Because lines like "more than 99.9999 per cent of all living organisms on Earth died" kind of stick around in your head, you know? But how did they die? Ah.


"The asteroid was vaporized on impact. Its substance, mingling with vaporized Earth rock, formed a fiery plume, which reached halfway to the moon before collapsing in a pillar of incandescent dust. Computer models suggest that the atmosphere within fifteen hundred miles of ground zero became red hot from the debris storm, triggering gigantic forest fires. As the Earth rotated, the airborne material converged at the opposite side of the planet, where it fell and set fire to the entire Indian subcontinent. Measurements of the layer of ash and soot that eventually coated the Earth indicate that fires consumed about seventy per cent of the world’s forests."

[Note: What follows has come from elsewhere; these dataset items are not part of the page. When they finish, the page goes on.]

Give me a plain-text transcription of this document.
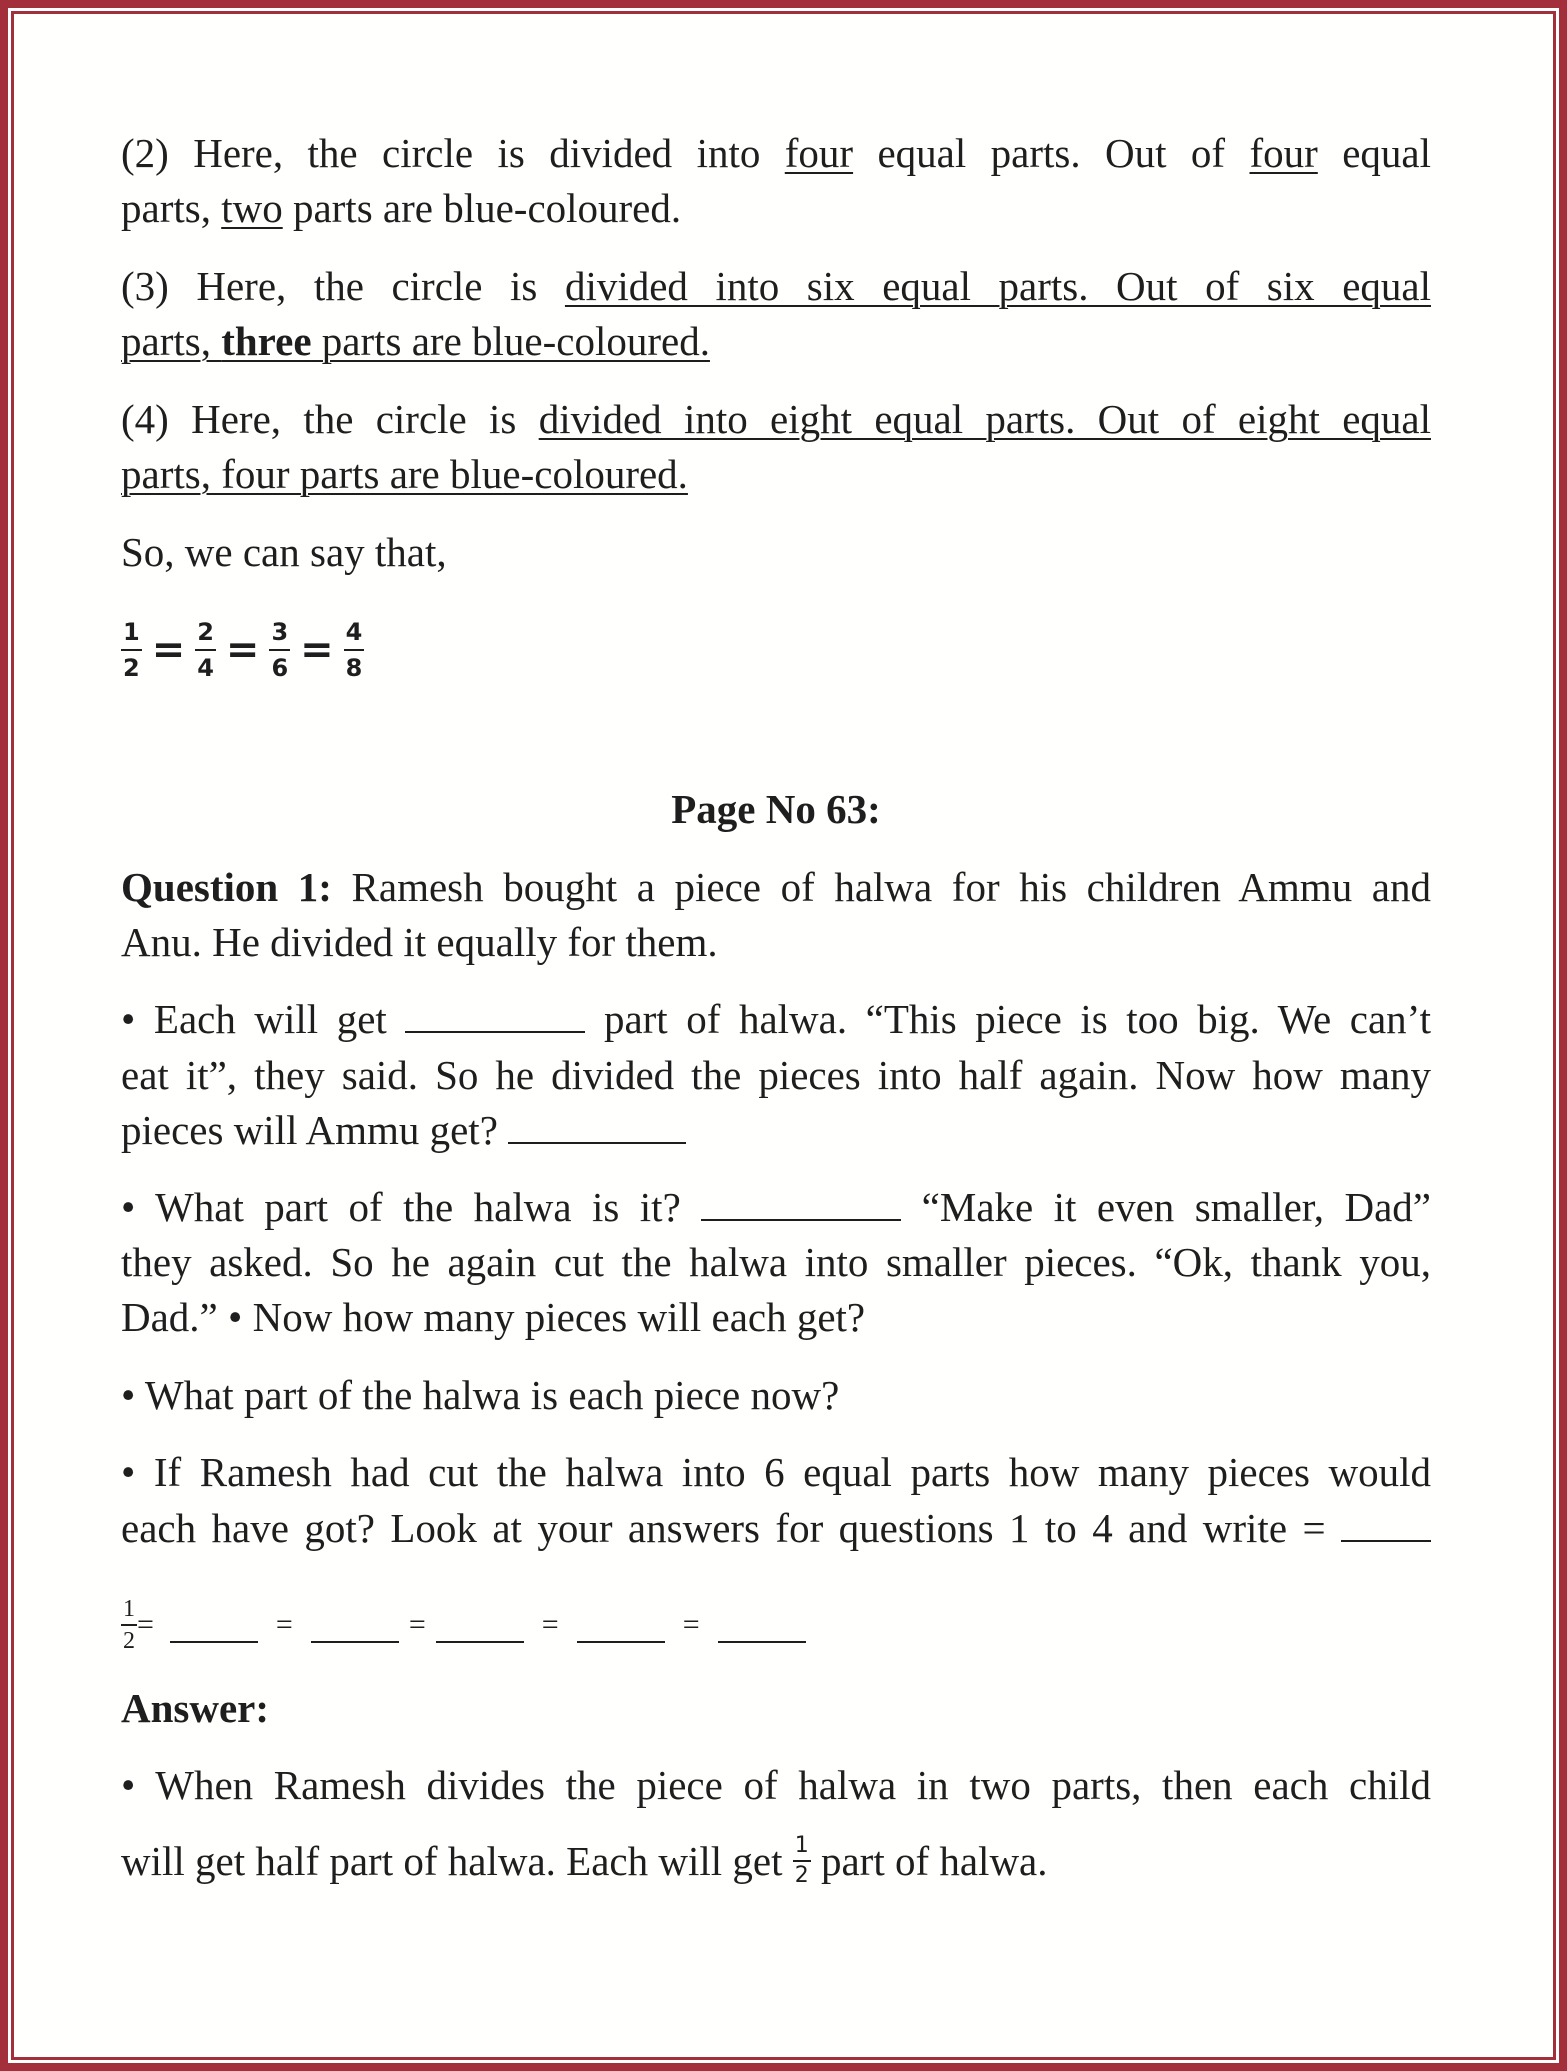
(2) Here, the circle is divided into four equal parts. Out of four equal
parts, two parts are blue-coloured.
(3) Here, the circle is divided into six equal parts. Out of six equal
parts, three parts are blue-coloured.
(4) Here, the circle is divided into eight equal parts. Out of eight equal
parts, four parts are blue-coloured.
So, we can say that,
$\frac{1}{2} = \frac{2}{4} = \frac{3}{6} = \frac{4}{8}$
Page No 63:
Question 1: Ramesh bought a piece of halwa for his children Ammu and
Anu. He divided it equally for them.
• Each will get	part of halwa. “This piece is too big. We can’t
eat it”, they said. So he divided the pieces into half again. Now how many
pieces will Ammu get?
• What part of the halwa is it?	“Make it even smaller, Dad”
they asked. So he again cut the halwa into smaller pieces. “Ok, thank you,
Dad.” • Now how many pieces will each get?
• What part of the halwa is each piece now?
• If Ramesh had cut the halwa into 6 equal parts how many pieces would
each have got? Look at your answers for questions 1 to 4 and write =
$\frac{1}{2}$ =	=	=	=	=
Answer:
• When Ramesh divides the piece of halwa in two parts, then each child
will get half part of halwa. Each will get $\frac{1}{2}$ part of halwa.
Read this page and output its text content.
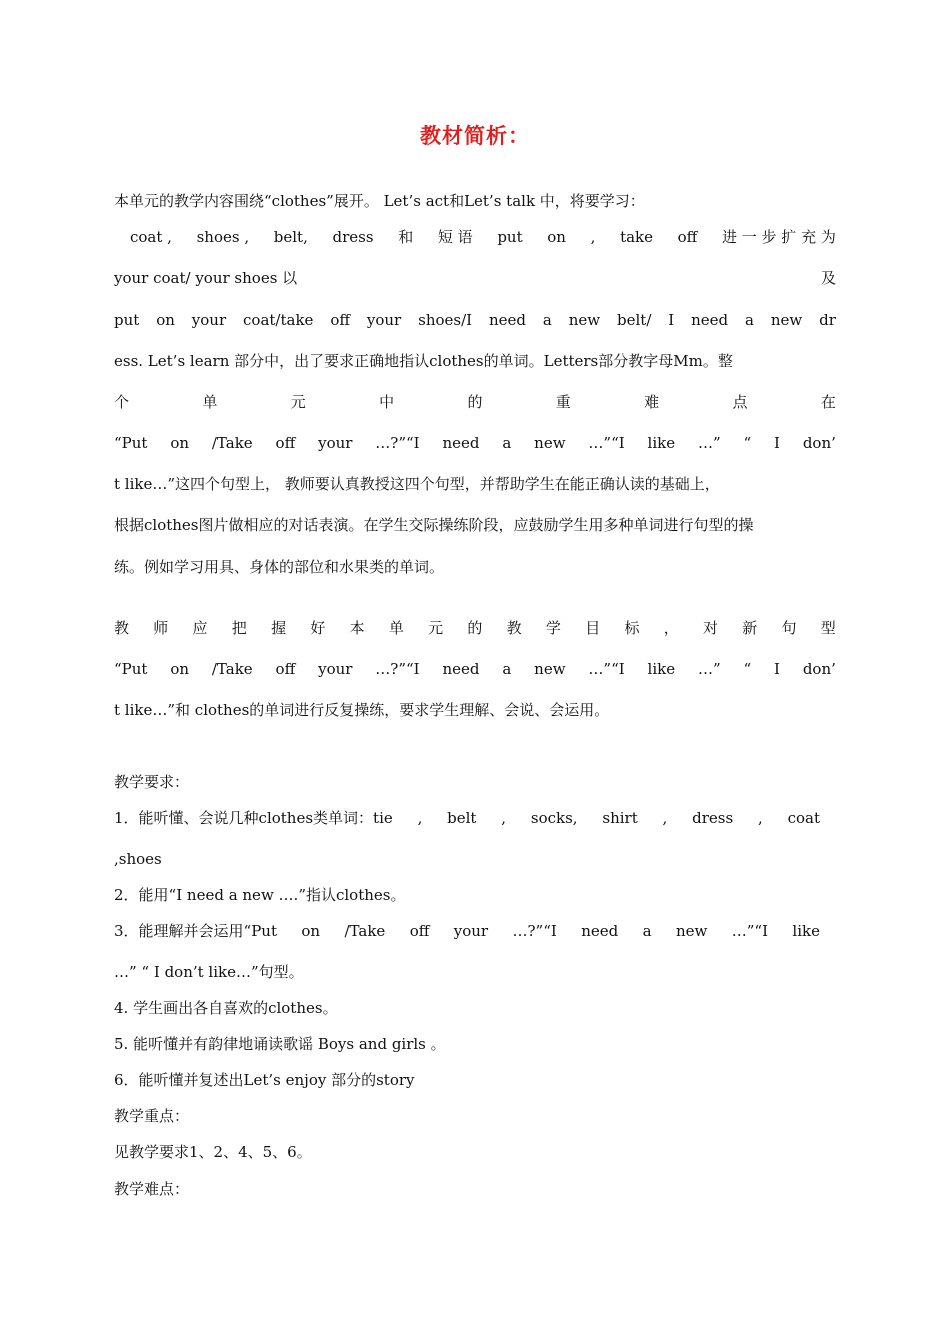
教材简析：
本单元的教学内容围绕“clothes”展开。 Let’s act和Let’s talk 中，将要学习：
coat , shoes , belt, dress 和 短 语 put on , take off 进 一 步 扩 充 为
your coat/ your shoes 以	及
put on your coat/take off your shoes/I need a new belt/ I need a new dr
ess. Let’s learn 部分中，出了要求正确地指认clothes的单词。Letters部分教字母Mm。整
个	单	元	中	的	重	难	点	在
“Put on /Take off your …?”“I need a new …”“I like …” “ I don’
t like…”这四个句型上， 教师要认真教授这四个句型，并帮助学生在能正确认读的基础上，
根据clothes图片做相应的对话表演。在学生交际操练阶段，应鼓励学生用多种单词进行句型的操
练。例如学习用具、身体的部位和水果类的单词。
教 师 应 把 握 好 本 单 元 的 教 学 目 标 ， 对 新 句 型
“Put on /Take off your …?”“I need a new …”“I like …” “ I don’
t like…”和 clothes的单词进行反复操练，要求学生理解、会说、会运用。
教学要求：
1．能听懂、会说几种clothes类单词：tie , belt , socks, shirt , dress , coat
,shoes
2．能用“I need a new ….”指认clothes。
3．能理解并会运用“Put on /Take off your …?”“I need a new …”“I like
…” “ I don’t like…”句型。
4. 学生画出各自喜欢的clothes。
5. 能听懂并有韵律地诵读歌谣 Boys and girls 。
6．能听懂并复述出Let’s enjoy 部分的story
教学重点：
见教学要求1、2、4、5、6。
教学难点：
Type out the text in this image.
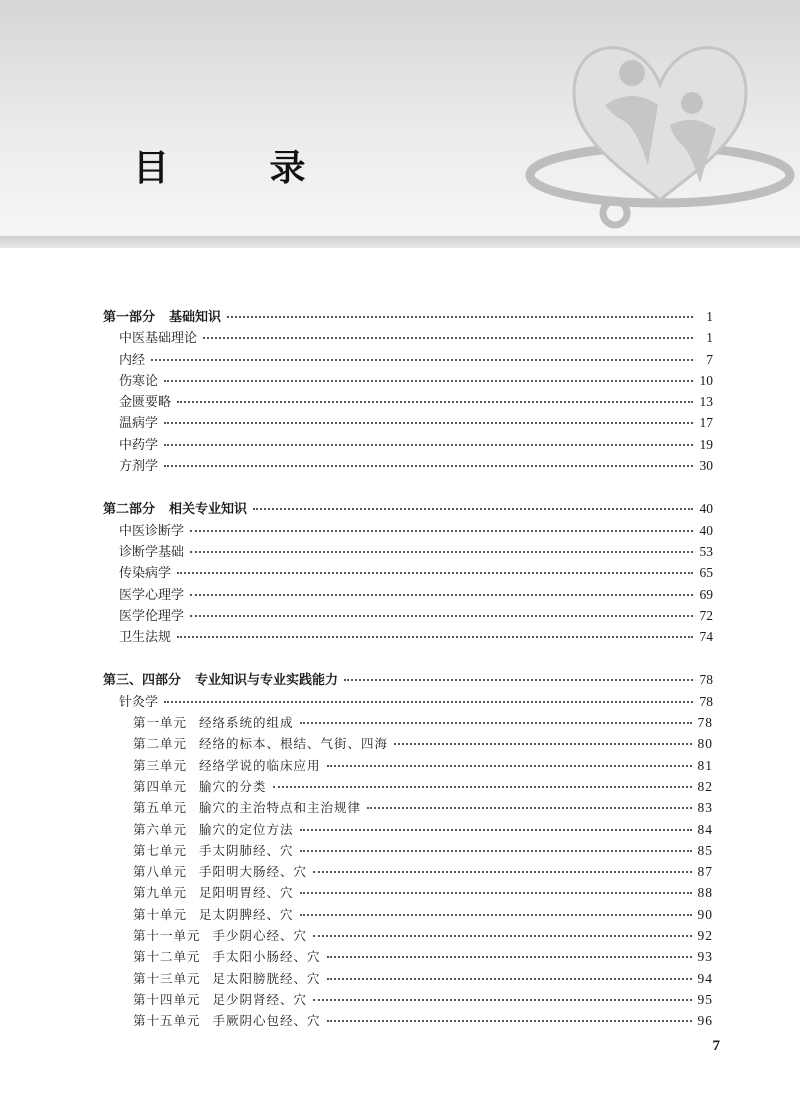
目 录
第一部分 基础知识	1
中医基础理论	1
内经	7
伤寒论	10
金匮要略	13
温病学	17
中药学	19
方剂学	30
第二部分 相关专业知识	40
中医诊断学	40
诊断学基础	53
传染病学	65
医学心理学	69
医学伦理学	72
卫生法规	74
第三、四部分 专业知识与专业实践能力	78
针灸学	78
第一单元 经络系统的组成	78
第二单元 经络的标本、根结、气街、四海	80
第三单元 经络学说的临床应用	81
第四单元 腧穴的分类	82
第五单元 腧穴的主治特点和主治规律	83
第六单元 腧穴的定位方法	84
第七单元 手太阴肺经、穴	85
第八单元 手阳明大肠经、穴	87
第九单元 足阳明胃经、穴	88
第十单元 足太阴脾经、穴	90
第十一单元 手少阴心经、穴	92
第十二单元 手太阳小肠经、穴	93
第十三单元 足太阳膀胱经、穴	94
第十四单元 足少阴肾经、穴	95
第十五单元 手厥阴心包经、穴	96
7
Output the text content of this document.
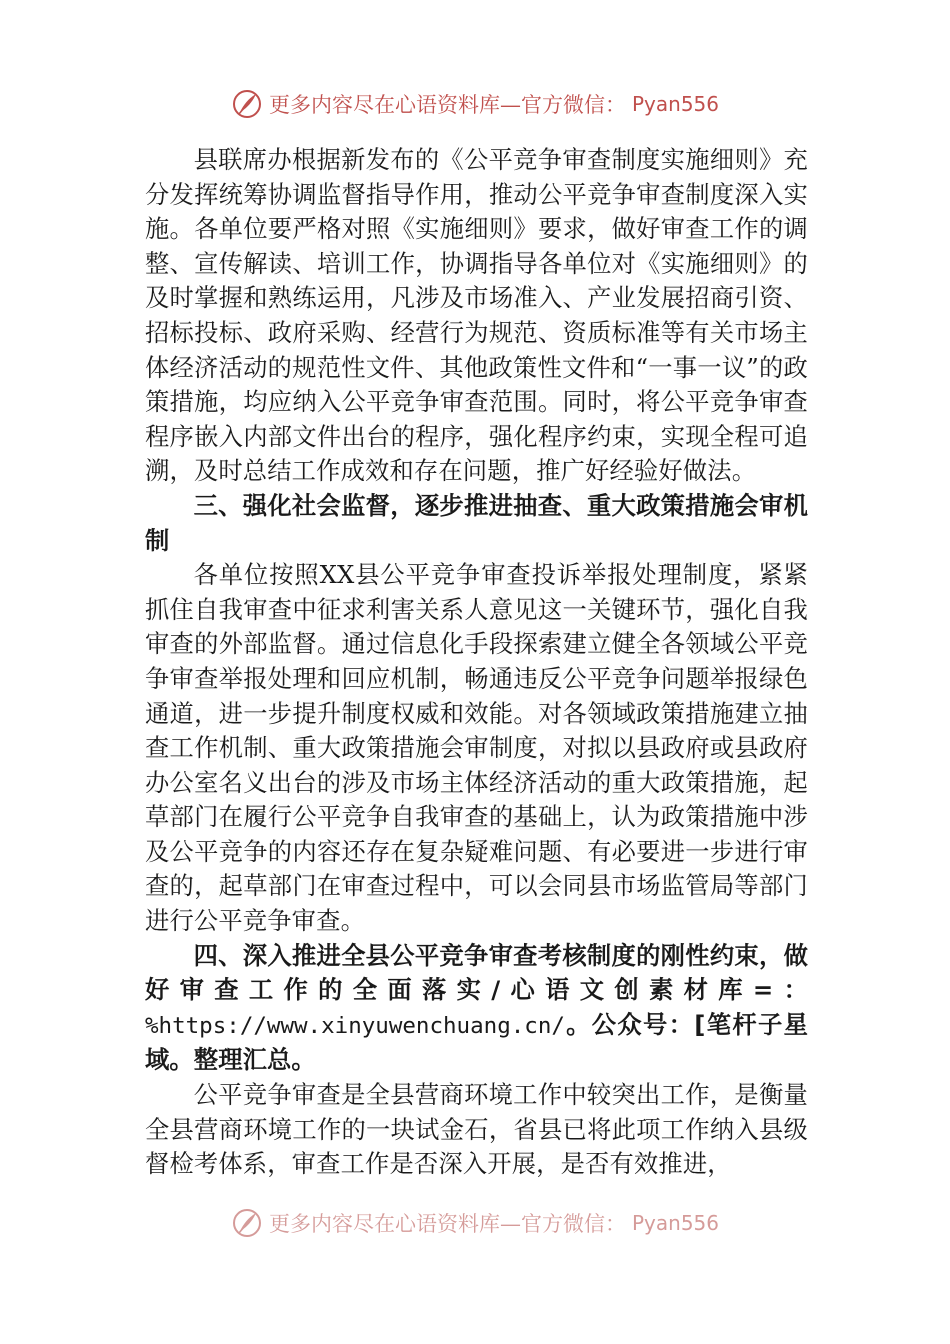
更多内容尽在心语资料库—官方微信： Pyan556

县联席办根据新发布的《公平竞争审查制度实施细则》充分发挥统筹协调监督指导作用，推动公平竞争审查制度深入实施。各单位要严格对照《实施细则》要求，做好审查工作的调整、宣传解读、培训工作，协调指导各单位对《实施细则》的及时掌握和熟练运用，凡涉及市场准入、产业发展招商引资、招标投标、政府采购、经营行为规范、资质标准等有关市场主体经济活动的规范性文件、其他政策性文件和“一事一议”的政策措施，均应纳入公平竞争审查范围。同时，将公平竞争审查程序嵌入内部文件出台的程序，强化程序约束，实现全程可追溯，及时总结工作成效和存在问题，推广好经验好做法。

三、强化社会监督，逐步推进抽查、重大政策措施会审机制

各单位按照XX县公平竞争审查投诉举报处理制度，紧紧抓住自我审查中征求利害关系人意见这一关键环节，强化自我审查的外部监督。通过信息化手段探索建立健全各领域公平竞争审查举报处理和回应机制，畅通违反公平竞争问题举报绿色通道，进一步提升制度权威和效能。对各领域政策措施建立抽查工作机制、重大政策措施会审制度，对拟以县政府或县政府办公室名义出台的涉及市场主体经济活动的重大政策措施，起草部门在履行公平竞争自我审查的基础上，认为政策措施中涉及公平竞争的内容还存在复杂疑难问题、有必要进一步进行审查的，起草部门在审查过程中，可以会同县市场监管局等部门进行公平竞争审查。

四、深入推进全县公平竞争审查考核制度的刚性约束，做好审查工作的全面落实/心语文创素材库=：%https://www.xinyuwenchuang.cn/。公众号：[笔杆子星域。整理汇总。

公平竞争审查是全县营商环境工作中较突出工作，是衡量全县营商环境工作的一块试金石，省县已将此项工作纳入县级督检考体系，审查工作是否深入开展，是否有效推进，

更多内容尽在心语资料库—官方微信： Pyan556
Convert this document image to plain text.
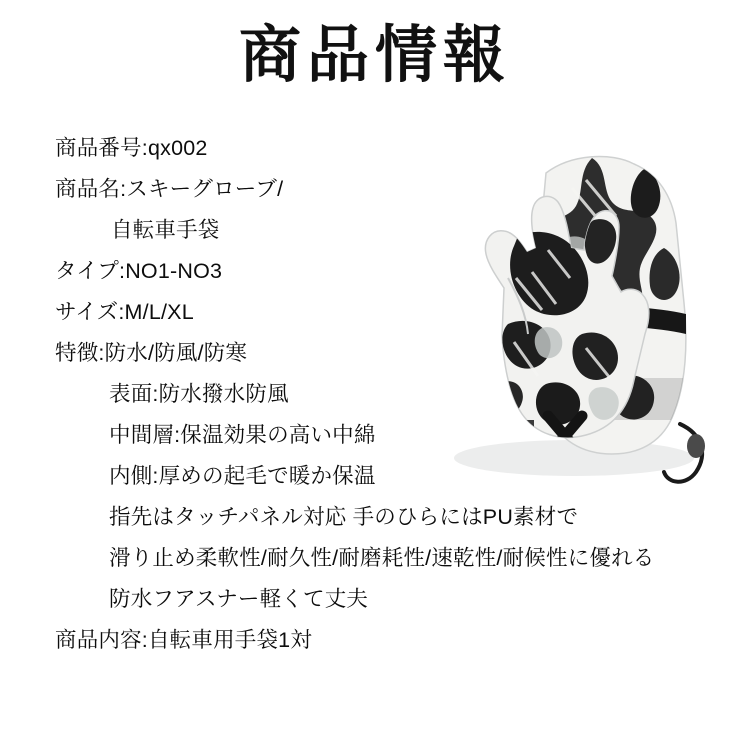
商品情報
商品番号:qx002
商品名:スキーグローブ/
自転車手袋
タイプ:NO1-NO3
サイズ:M/L/XL
特徴:防水/防風/防寒
表面:防水撥水防風
中間層:保温効果の高い中綿
内側:厚めの起毛で暖か保温
指先はタッチパネル対応 手のひらにはPU素材で
滑り止め柔軟性/耐久性/耐磨耗性/速乾性/耐候性に優れる
防水フアスナー軽くて丈夫
商品内容:自転車用手袋1対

That isn't even the most vivid stuff, though: that comes from working out how, at this dig site in Nebraska, jumbled, torn-up bits of Cretaceous life (this was the precise moment the Cretaceous ended; DePalma, as the writer watched him work, even found a small mammal's burrow in the fossilized mud layers: surviving, it would seem, the end of the Cretaceous, it had dug into the solidified mud for protection, and died in its burrow in the Paleogene, where it remained for 65 million years, until he found and carefully extracted it—in fact, its whole burrow—for analysis) ended up being preserved in almost minute-by-minute layers of sediment, laid down as nearly unimaginable violence completely destroyed the area over what may have been an hour or so of absolute disaster, with a fine rain of molten rock—yes, blasted up from the impact in what is now the Gulf of Mexico, near an eventual Mayan town of Chicxulub, 3000 miles distant from Nebraska—seen now embedded in the layers of mud, and fossilized fish gills, as glassy beads called microtektites—coming down, probably setting fire to everything flammable while an incredibly powerful quake shot through the Earth, shaking the surface so strongly that local bodies of water agitated violently, surging back and forth so powerfully that many of the fossilized creatures were torn apart in large pieces before they were buried; they even found one large ancient fish embedded in another, their bodies thrown together with such force that the sturgeon's bony back plates impaled the paddlefish.

The theory proposed by the researchers is that what made this site possible, with its unique layers of fossils and embedded microtektites, was that it was at just the right distance to be reached by the asteroid impact's seismic waves and aerial debris at the same time, and that a local body of water was in just the right position to wash over the area repeatedly when agitated. Although the site, which DePalma dubbed "Tanis," is near the edge of what was at that time a large, shallow inland sea stretching right up through North America from the Gulf, "the KT tsunami, even moving at more than a hundred miles an hour, would have taken many hours to travel the two thousand miles to the site. The rainfall of glass blobs, however, would have hit the area and stopped within about an hour after the impact." "[UW geophysicist Mark] Richards had previously estimated that the worldwide earthquake generated by the KT impact could have been a thousand times stronger than the biggest earthquake ever experienced in human history. Using that gauge, he calculated that potent seismic waves would have arrived at Tanis six minutes, ten minutes, and thirteen minutes after the impact."